Mes tentatives de cidre

Millésimes plus ou moins ratés

cidre 2007

La pre­mière an­née (photo ci-dessus) fut la bonne. C’était en 2007. On avait em­prunté le gros pres­soir du voi­sin, qui nous a donné en­vi­ron 200 litres de jus. Par­tagé entre ceux qui étaient ve­nus ai­der, il nous est resté 80 litres. J’ai mis 50 litres dans une pou­belle de 80 litres avec un film plas­tique par des­sus et le cou­vercle de la bou­teille, le tout au cel­lier. Le film plas­tique sert à em­pê­cher l’air de ren­trer, si­non ça fait du vi­naigre de cidre. Il n’est pas her­mé­tique, puisqu’il faut qu’il laisse sor­tir le gaz car­bo­nique issu de la fer­men­ta­tion, mais il est suf­fi­sam­ment serré pour que l’oxygène soit chassé.

Au bout de trois se­maines (c’était en oc­tobre et il fai­sait en­core as­sez doux), j’ai sou­tiré le cidre en le si­phon­nant (il faut mettre une garde au bout du tuyau pour em­pê­cher qu’il as­pire le dé­pôt du fond), et on a com­mencé à le boire. Je l’ai aussi sto­cké en bou­teilles : bou­teilles de bois­sons ga­zeuses en plas­tique, bou­teilles de cidre en plas­tique, et bou­teilles de bière en verre, vous sa­vez, celles avec bou­chon cé­ra­mique, joint ca­ou­tchouc et le­vier mé­tal­lique comme pour les bo­caux. Ce qui a le mieux mar­ché, ce sont les bou­teilles de cidre en plas­tique, qui te­naient très bien la pres­sion. Le bou­teilles de bière, ce n’était pas une bonne idée : le fond saute avant que le bou­chon veuille faire sou­pape. En ef­fet, comme je n’ai pas de moyen de sur­veiller pré­ci­sé­ment la fer­men­ta­tion, ni de l’arrêter au soufre (comme ap­pa­rem­ment ça se pra­tique dans l’industrie), la fer­men­ta­tion conti­nue pas mal après la mise en bou­teille, quasi jusqu’à épui­se­ment des sucres. Donc les bou­teilles montent à des pres­sions su­pé­rieurs aux pres­sions ha­bi­tuelles des bou­teilles de cidre, et il fal­lait ré­gu­liè­re­ment que je passe les pur­ger (ou les boire).

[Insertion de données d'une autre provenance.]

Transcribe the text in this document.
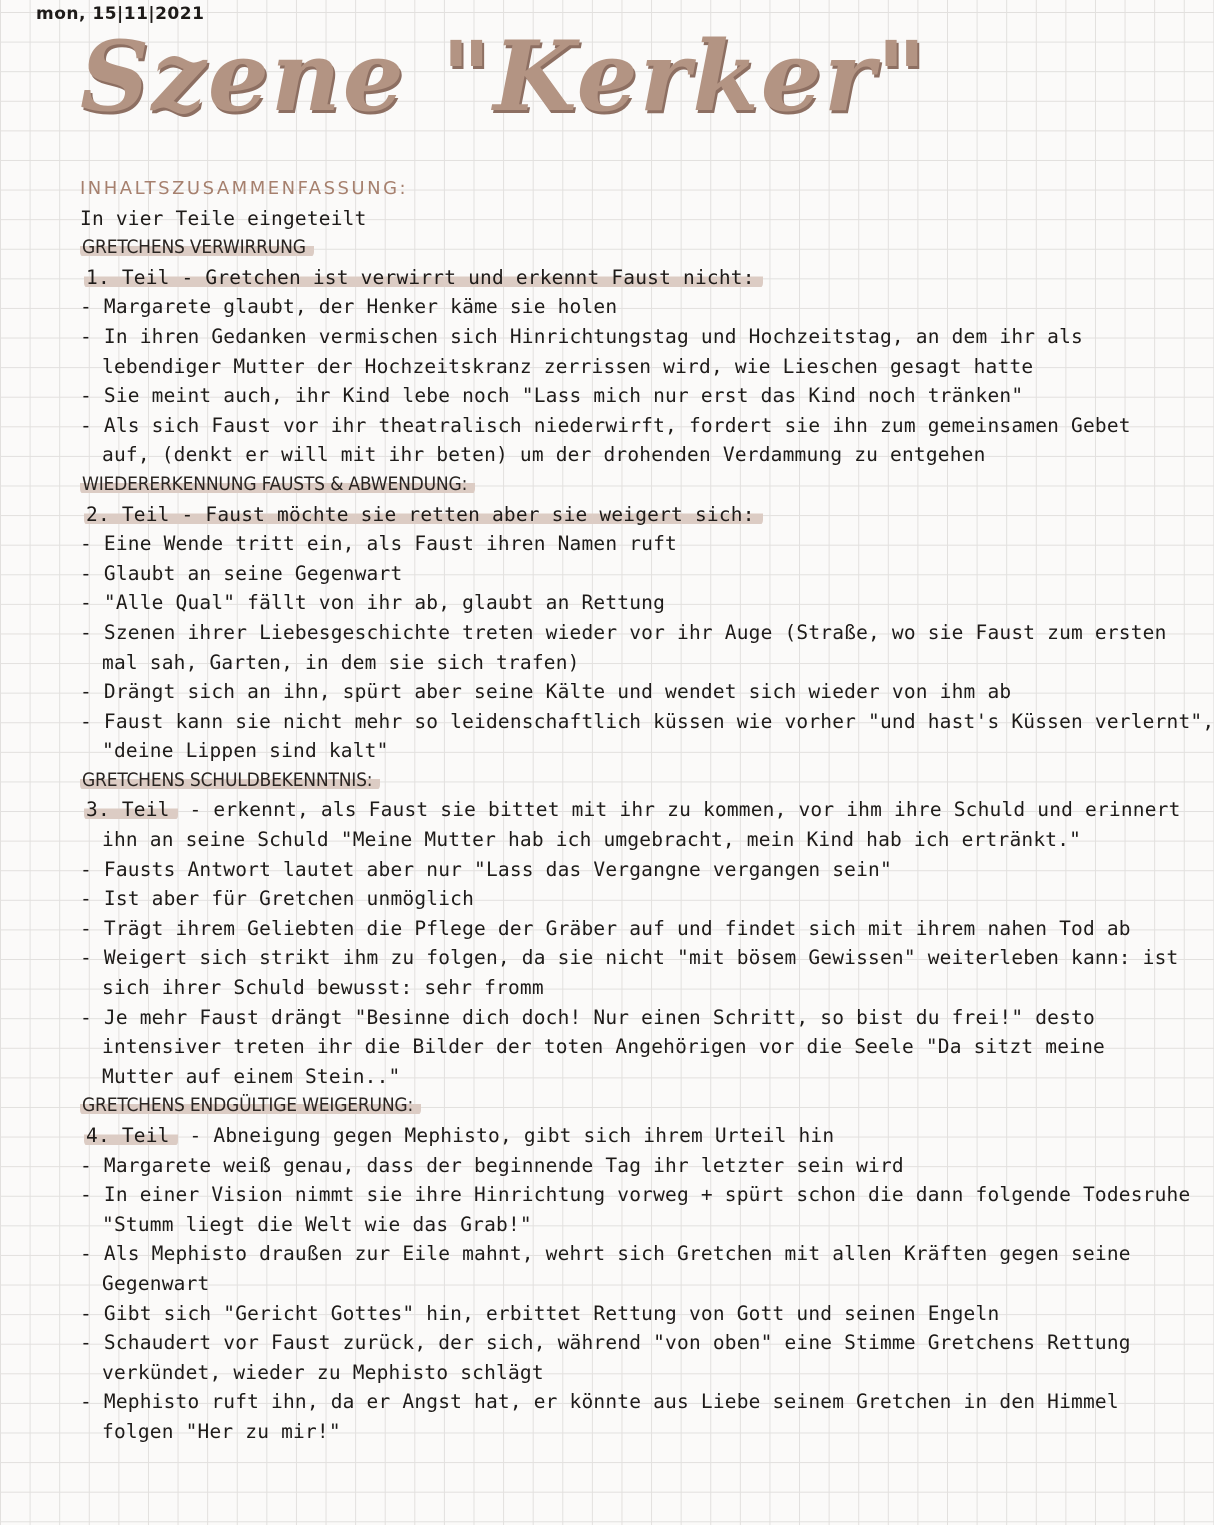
mon, 15|11|2021
Szene "Kerker"
INHALTSZUSAMMENFASSUNG:
In vier Teile eingeteilt
GRETCHENS VERWIRRUNG
1. Teil - Gretchen ist verwirrt und erkennt Faust nicht:
- Margarete glaubt, der Henker käme sie holen
- In ihren Gedanken vermischen sich Hinrichtungstag und Hochzeitstag, an dem ihr als
lebendiger Mutter der Hochzeitskranz zerrissen wird, wie Lieschen gesagt hatte
- Sie meint auch, ihr Kind lebe noch "Lass mich nur erst das Kind noch tränken"
- Als sich Faust vor ihr theatralisch niederwirft, fordert sie ihn zum gemeinsamen Gebet
auf, (denkt er will mit ihr beten) um der drohenden Verdammung zu entgehen
WIEDERERKENNUNG FAUSTS & ABWENDUNG:
2. Teil - Faust möchte sie retten aber sie weigert sich:
- Eine Wende tritt ein, als Faust ihren Namen ruft
- Glaubt an seine Gegenwart
- "Alle Qual" fällt von ihr ab, glaubt an Rettung
- Szenen ihrer Liebesgeschichte treten wieder vor ihr Auge (Straße, wo sie Faust zum ersten
mal sah, Garten, in dem sie sich trafen)
- Drängt sich an ihn, spürt aber seine Kälte und wendet sich wieder von ihm ab
- Faust kann sie nicht mehr so leidenschaftlich küssen wie vorher "und hast's Küssen verlernt",
"deine Lippen sind kalt"
GRETCHENS SCHULDBEKENNTNIS:
3. Teil - erkennt, als Faust sie bittet mit ihr zu kommen, vor ihm ihre Schuld und erinnert
ihn an seine Schuld "Meine Mutter hab ich umgebracht, mein Kind hab ich ertränkt."
- Fausts Antwort lautet aber nur "Lass das Vergangne vergangen sein"
- Ist aber für Gretchen unmöglich
- Trägt ihrem Geliebten die Pflege der Gräber auf und findet sich mit ihrem nahen Tod ab
- Weigert sich strikt ihm zu folgen, da sie nicht "mit bösem Gewissen" weiterleben kann: ist
sich ihrer Schuld bewusst: sehr fromm
- Je mehr Faust drängt "Besinne dich doch! Nur einen Schritt, so bist du frei!" desto
intensiver treten ihr die Bilder der toten Angehörigen vor die Seele "Da sitzt meine
Mutter auf einem Stein.."
GRETCHENS ENDGÜLTIGE WEIGERUNG:
4. Teil - Abneigung gegen Mephisto, gibt sich ihrem Urteil hin
- Margarete weiß genau, dass der beginnende Tag ihr letzter sein wird
- In einer Vision nimmt sie ihre Hinrichtung vorweg + spürt schon die dann folgende Todesruhe
"Stumm liegt die Welt wie das Grab!"
- Als Mephisto draußen zur Eile mahnt, wehrt sich Gretchen mit allen Kräften gegen seine
Gegenwart
- Gibt sich "Gericht Gottes" hin, erbittet Rettung von Gott und seinen Engeln
- Schaudert vor Faust zurück, der sich, während "von oben" eine Stimme Gretchens Rettung
verkündet, wieder zu Mephisto schlägt
- Mephisto ruft ihn, da er Angst hat, er könnte aus Liebe seinem Gretchen in den Himmel
folgen "Her zu mir!"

Au fi­nal, mon cidre 2007 était as­sez sec, un peu à la ma­nière du cidre basque. Une touche d’acidité (cer­tains di­ront un ca­rac­tère âpre ou âcre, ou même les deux à la fois) me fait pen­ser que l’étanchéité à l’air de ma bar­rique de for­tune lais­sait peut-être à dé­si­rer. Mais bon, il se las­sait boire.

Le cidre basque est as­sez vert mais très ra­fraî­chis­sant. Il fait aux alen­tours de 6° et ayant perdu qua­si­ment tout son sucre, il est re­la­ti­ve­ment sec et amer (on dit qu’il râpe). extea.fr

L’année d’après, j’ai eu beau­coup moins de pommes, et donc beau­coup moins de jus. On a uti­lisé un pe­tit pres­soir à rai­sin d’un autre voi­sin, dont le pla­teau est en mé­tal au lieu d’être en bois (ça évite d’avoir à le trem­per la veille pour re­fer­mer les fis­sures). Le jus avait un goût un peu chi­mique (était-ce à cause du mé­tal ?), qui était am­pli­fié dans le cidre et le ren­dait im­bu­vable, même si cette fois, j’avais un meilleur ma­té­riel pour la fer­men­ta­tion (un jer­ri­can dont je ré­glais le bou­chon pour qu’il fasse sou­pape pile poil à la bonne pres­sion, et ven­touse anti-retour quand la fer­men­ta­tion ra­len­tit, em­pê­chant l’air de passer).

Ce qui fait que cette an­née, je n’ai même pas es­sayé. Et fi­na­le­ment, je pré­fère mon jus de pomme frais dé­con­gelé qu’en cidre râ­peux. Et quand je n’aurai plus de place au congélo, je choi­si­rai plu­tôt de gar­der mes pommes sous forme de com­pote : au moins tout le monde peut en man­ger (alors que le cidre, j’étais à peu près le seul à en boire).